Cuando entrábamos en las Ciencias Naturales o en Física no perdonaba
nada que tuviera que ver con el espacio: medíamos la distancia entre
los planetas, estudiábamos el espectro solar, pesábamos cuerpos
celestes o buscábamos en el mapa del cielo las dos Osas, las tres
Marías, el cuadrilátero de Pegaso o Aldebarán. En fin, que nos traía
por la calle de la amargura. Y para mayor escarnio, cuando nos daba
algún coscorrón, que era a menudo, nos hacía ver las estrellas.
Cierto día Don Honorato explicaba su lección sobre el sol, el
sistema solar y la tierra. Estaba traspuesto de emoción como siempre
que hablaba de distancias siderales,
«inconmensurables» las
llamaba él.
En una ocasión afirmó tajantemente que el sol se encontraba nada
menos que a ciento cuarenta y nueve millones de kilómetros de la
tierra, millón arriba, millón abajo.
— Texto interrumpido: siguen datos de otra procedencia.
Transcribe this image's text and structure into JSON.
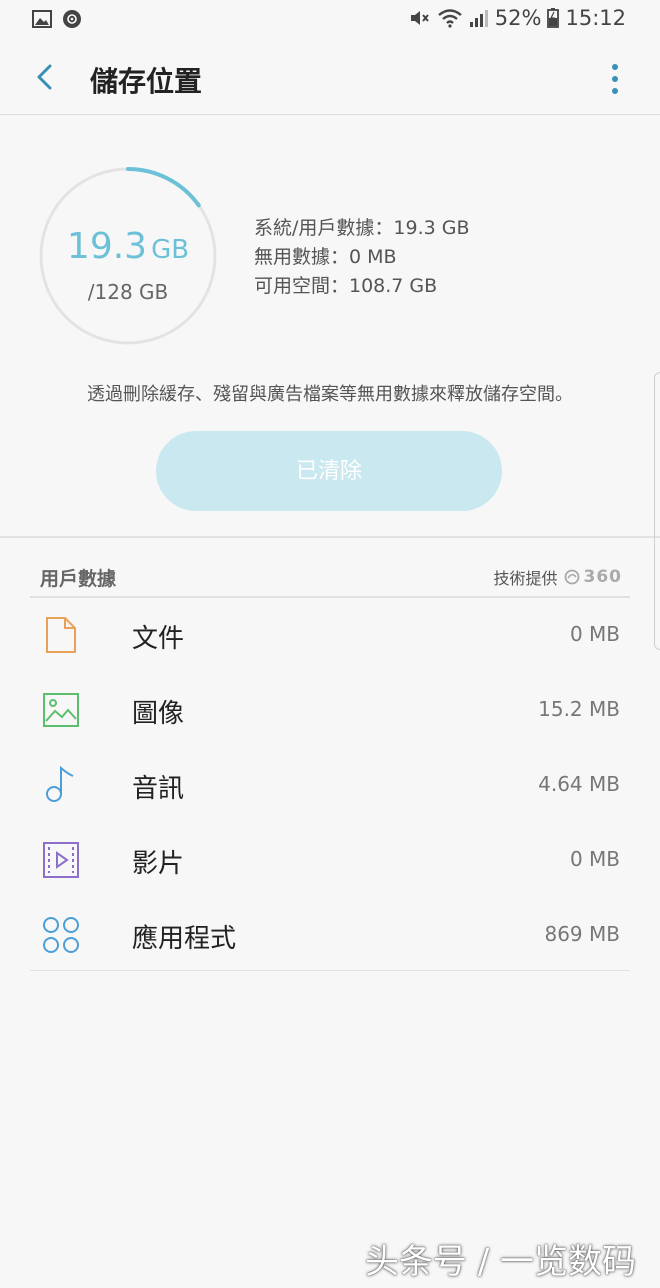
{
  "status_bar": {
    "battery": "52%",
    "time": "15:12"
  },
  "header": {
    "title": "儲存位置"
  },
  "storage": {
    "used_value": "19.3",
    "used_unit": "GB",
    "total": "/128 GB",
    "used_fraction": 0.151,
    "system_user_data": "系統/用戶數據：19.3 GB",
    "junk_data": "無用數據：0 MB",
    "available_space": "可用空間：108.7 GB",
    "description": "透過刪除緩存、殘留與廣告檔案等無用數據來釋放儲存空間。",
    "clean_button": "已清除"
  },
  "user_data": {
    "title": "用戶數據",
    "provider_label": "技術提供",
    "provider_logo": "360",
    "items": [
      {
        "label": "文件",
        "size": "0 MB",
        "icon": "document-icon",
        "color": "#e9a15a"
      },
      {
        "label": "圖像",
        "size": "15.2 MB",
        "icon": "image-icon",
        "color": "#5cbf6d"
      },
      {
        "label": "音訊",
        "size": "4.64 MB",
        "icon": "music-note-icon",
        "color": "#4a9fd8"
      },
      {
        "label": "影片",
        "size": "0 MB",
        "icon": "video-icon",
        "color": "#8b6fc9"
      },
      {
        "label": "應用程式",
        "size": "869 MB",
        "icon": "apps-icon",
        "color": "#4a9fd8"
      }
    ]
  },
  "watermark": "头条号 / 一览数码",
  "colors": {
    "accent": "#6cc1d8",
    "button_bg": "#c9e8ef",
    "back_arrow": "#3a8fb5"
  }
}
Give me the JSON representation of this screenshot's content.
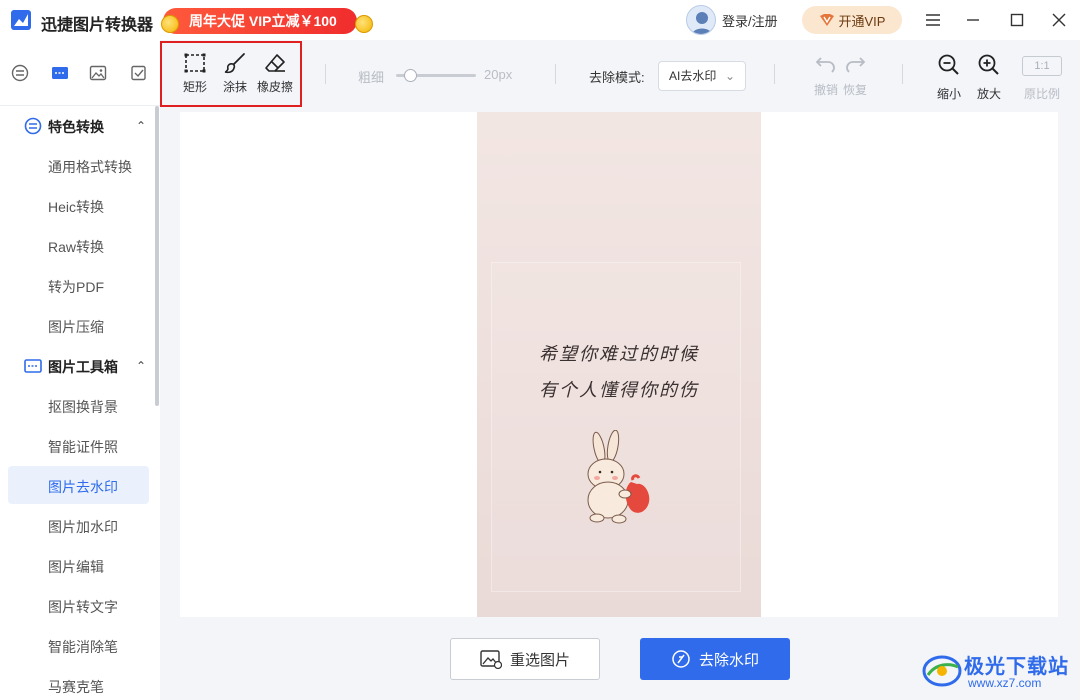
{
  "app": {
    "title": "迅捷图片转换器",
    "promo": "周年大促 VIP立减￥100"
  },
  "header": {
    "login": "登录/注册",
    "vip": "开通VIP"
  },
  "sidebar": {
    "groups": [
      {
        "label": "特色转换",
        "items": [
          "通用格式转换",
          "Heic转换",
          "Raw转换",
          "转为PDF",
          "图片压缩"
        ]
      },
      {
        "label": "图片工具箱",
        "items": [
          "抠图换背景",
          "智能证件照",
          "图片去水印",
          "图片加水印",
          "图片编辑",
          "图片转文字",
          "智能消除笔",
          "马赛克笔"
        ]
      }
    ],
    "active": "图片去水印"
  },
  "toolbar": {
    "tools": [
      "矩形",
      "涂抹",
      "橡皮擦"
    ],
    "thickness_label": "粗细",
    "thickness_value": "20px",
    "mode_label": "去除模式:",
    "mode_value": "AI去水印",
    "undo": "撤销",
    "redo": "恢复",
    "zoom_out": "缩小",
    "zoom_in": "放大",
    "ratio_box": "1:1",
    "ratio_label": "原比例"
  },
  "image": {
    "line1": "希望你难过的时候",
    "line2": "有个人懂得你的伤"
  },
  "actions": {
    "reselect": "重选图片",
    "remove": "去除水印"
  },
  "watermark": {
    "name": "极光下载站",
    "url": "www.xz7.com"
  },
  "colors": {
    "accent": "#2f6bea",
    "promo": "#f02d2d",
    "highlight": "#e02020"
  }
}
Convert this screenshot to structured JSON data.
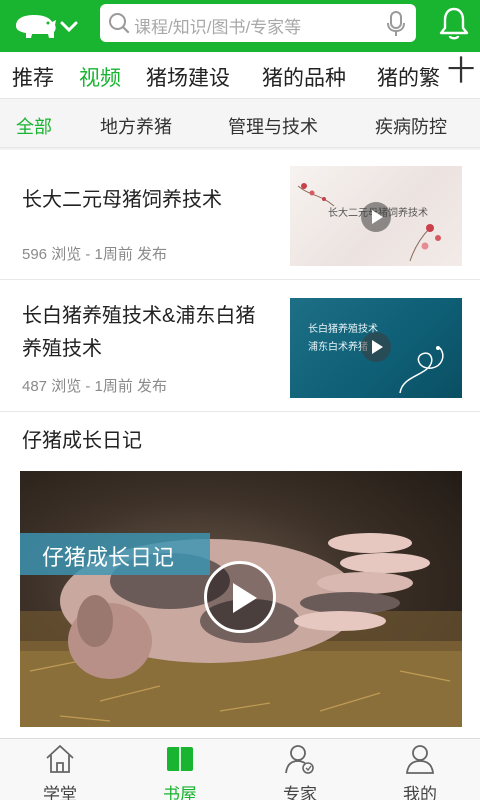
{
  "header": {
    "logo_icon": "pig-logo-icon",
    "dropdown_icon": "chevron-down-icon",
    "search": {
      "icon": "search-icon",
      "placeholder": "课程/知识/图书/专家等",
      "voice_icon": "microphone-icon"
    },
    "notification_icon": "bell-icon"
  },
  "category_tabs": {
    "items": [
      {
        "label": "推荐"
      },
      {
        "label": "视频"
      },
      {
        "label": "猪场建设"
      },
      {
        "label": "猪的品种"
      },
      {
        "label": "猪的繁"
      }
    ],
    "active_index": 1,
    "more_label": "十"
  },
  "sub_tabs": {
    "items": [
      {
        "label": "全部"
      },
      {
        "label": "地方养猪"
      },
      {
        "label": "管理与技术"
      },
      {
        "label": "疾病防控"
      }
    ],
    "active_index": 0
  },
  "feed": {
    "items": [
      {
        "title": "长大二元母猪饲养技术",
        "views": "596 浏览",
        "time": "1周前 发布",
        "thumb_text": "长大二元母猪饲养技术"
      },
      {
        "title": "长白猪养殖技术&浦东白猪养殖技术",
        "views": "487 浏览",
        "time": "1周前 发布",
        "thumb_line1": "长白猪养殖技术",
        "thumb_line2": "浦东白术养猪"
      }
    ],
    "video": {
      "title": "仔猪成长日记",
      "banner": "仔猪成长日记"
    },
    "meta_separator": " - "
  },
  "bottom_nav": {
    "items": [
      {
        "label": "学堂",
        "icon": "home-icon"
      },
      {
        "label": "书屋",
        "icon": "book-icon"
      },
      {
        "label": "专家",
        "icon": "expert-icon"
      },
      {
        "label": "我的",
        "icon": "user-icon"
      }
    ],
    "active_index": 1
  },
  "colors": {
    "brand": "#19b430",
    "text": "#222222",
    "meta": "#8a8a8a"
  }
}
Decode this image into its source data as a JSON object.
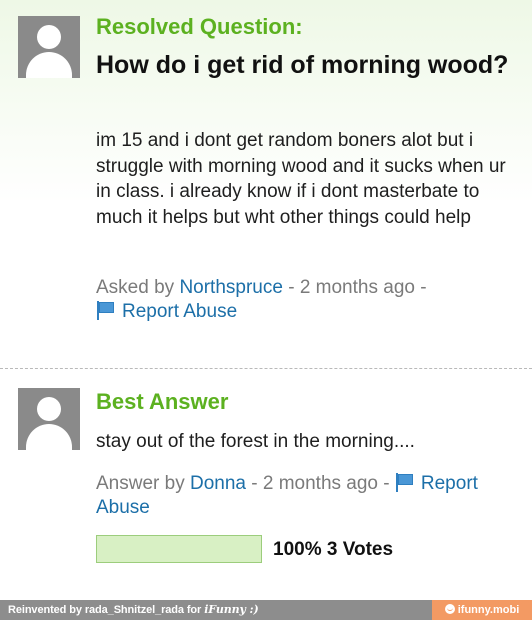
{
  "question": {
    "status": "Resolved Question:",
    "title": "How do i get rid of morning wood?",
    "body": "im 15 and i dont get random boners alot but i struggle with morning wood and it sucks when ur in class. i already know if i dont masterbate to much it helps but wht other things could help",
    "asked_prefix": "Asked by",
    "asker": "Northspruce",
    "time_text": " - 2 months ago -",
    "report_label": "Report Abuse",
    "avatar_icon": "user-silhouette-icon"
  },
  "best_answer": {
    "heading": "Best Answer",
    "text": "stay out of the forest in the morning....",
    "answer_prefix": "Answer by",
    "answerer": "Donna",
    "time_text": " - 2 months ago -",
    "report_label": "Report Abuse",
    "vote_fraction": 1.0,
    "vote_label": "100% 3 Votes",
    "avatar_icon": "user-silhouette-icon"
  },
  "footer": {
    "credit_prefix": "Reinvented by rada_Shnitzel_rada for",
    "credit_brand": "iFunny :)",
    "badge": "ifunny.mobi"
  },
  "colors": {
    "accent_green": "#5cb120",
    "link_blue": "#1c6fa8",
    "footer_gray": "#8d8d8d",
    "badge_orange": "#f39a63"
  }
}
Lo expresó con tal énfasis que
la clase entera se sintió con la ineludible obligación de proclamar
con un
«¡Ohhhhh!» no solamente la emoción que sentíamos en
nuestro corazón por la gran cantidad de kilómetros existentes entre
la Tierra y el Sol, sino el manifiesto interés que nos producía el
depender del astro rey, el estar inmersos en el sistema solar, y el
agradecimiento al creador por haber realizado un engranaje tan
perfecto y a la vez tan misterioso entre los cuerpos espaciales.
Tan desusada manifestación de entusiasmo, debió parecer a Don
Honorato excesivamente emotiva y estruendosa como para ser
espontánea, ya que murmullos de emoción de tal calibre solamente se
producían cuando la selección española de fútbol encajaba algún gol
a los ingleses.
Don Honorato se olió el cachondeo, se temió lo peor, e intentó
reconducir la clase, procurando salvar su autoridad sin tener que
emplear medidas de dureza excesiva. Lo hizo muy bien. Detuvo su
magistral disertación y habló con tono paternal, el más familiar que
logró reproducir a pesar de que su procesión se le paseaba por
dentro. Con el timbre de voz que utilizaba siempre que se auguraba
tormenta, preguntó:
«¡Qué!, ¿les parecen a ustedes muchos
kilómetros?»
En aquellos casos y ante preguntas tan generales casi nadie hacía
uso de la palabra, para no caer en evidencia ni contradicción, y la
mayoría procuraba esconder el bulto detrás del vecino, o haciendo
como que miraba con interés el libro, o dirigiendo los ojos a puntos
indefinidos del techo, o a donde fuera.
Sin embargo aquel día, tal vez porque el tema lo requería, o porque
así estaba escrito en las estrellas, o simplemente porque se lo
pidió el cuerpo, Rosarito intervino: contestó con toda rapidez, sin
inhibiciones, y con su volumen de voz característico:
«¡Jo!, Don
Honorato, ciento cuarenta y nueve millones de kilómetros, ¡como para
andarlos en bicicleta!».
Don Honorato sintió en ese momento en su interior un impacto moral
de características extrañas: como si un gusanillo le corroyera la
cavidad abdominal. Intuyó en ese mismo instante que su autoridad
quedaba en solfa. No solamente por la intervención de Rosarito y la
experiencia de tantos años en las aulas, sino porque la estruendosa
carcajada que se produjo fue complementada con pateos y alaridos
estilo Tarzán de los monos. Por si fuera poco, el chiste no se le
había ocurrido a él.
Don Honorato decidió aguantar el tipo por el momento, y sonriendo de
medio lado, simuló que el chascarrillo le había producido una gracia
inmensa. Hizo, sólo Dios sabe lo que le costó, oídos sordos a la
monumental carcajada producida, y paciente, con la madurez que le
daban sus muchos años decidió esperar mejor ocasión para recuperar
con dignidad su, según él, deteriorado prestigio. Algo así piensan
los árabes cuando se sientan delante de la casa a esperar que pase
el cadáver de su enemigo.
La ocasión llegó al día siguiente, cuando Rosarito fue requerida
para contestar a la pregunta de
«¿cuántos kilómetros hay de
distancia entre la tierra y el sol?», que Rosarito contestó sin
vacilar.
Ahí dio comienzo el desliz. Desastroso y fatídico día aquel en el
que alguna musa maligna de la venganza inspiró negativamente a Don
Honorato con el fin de que viera pasar el cadáver antes mencionado.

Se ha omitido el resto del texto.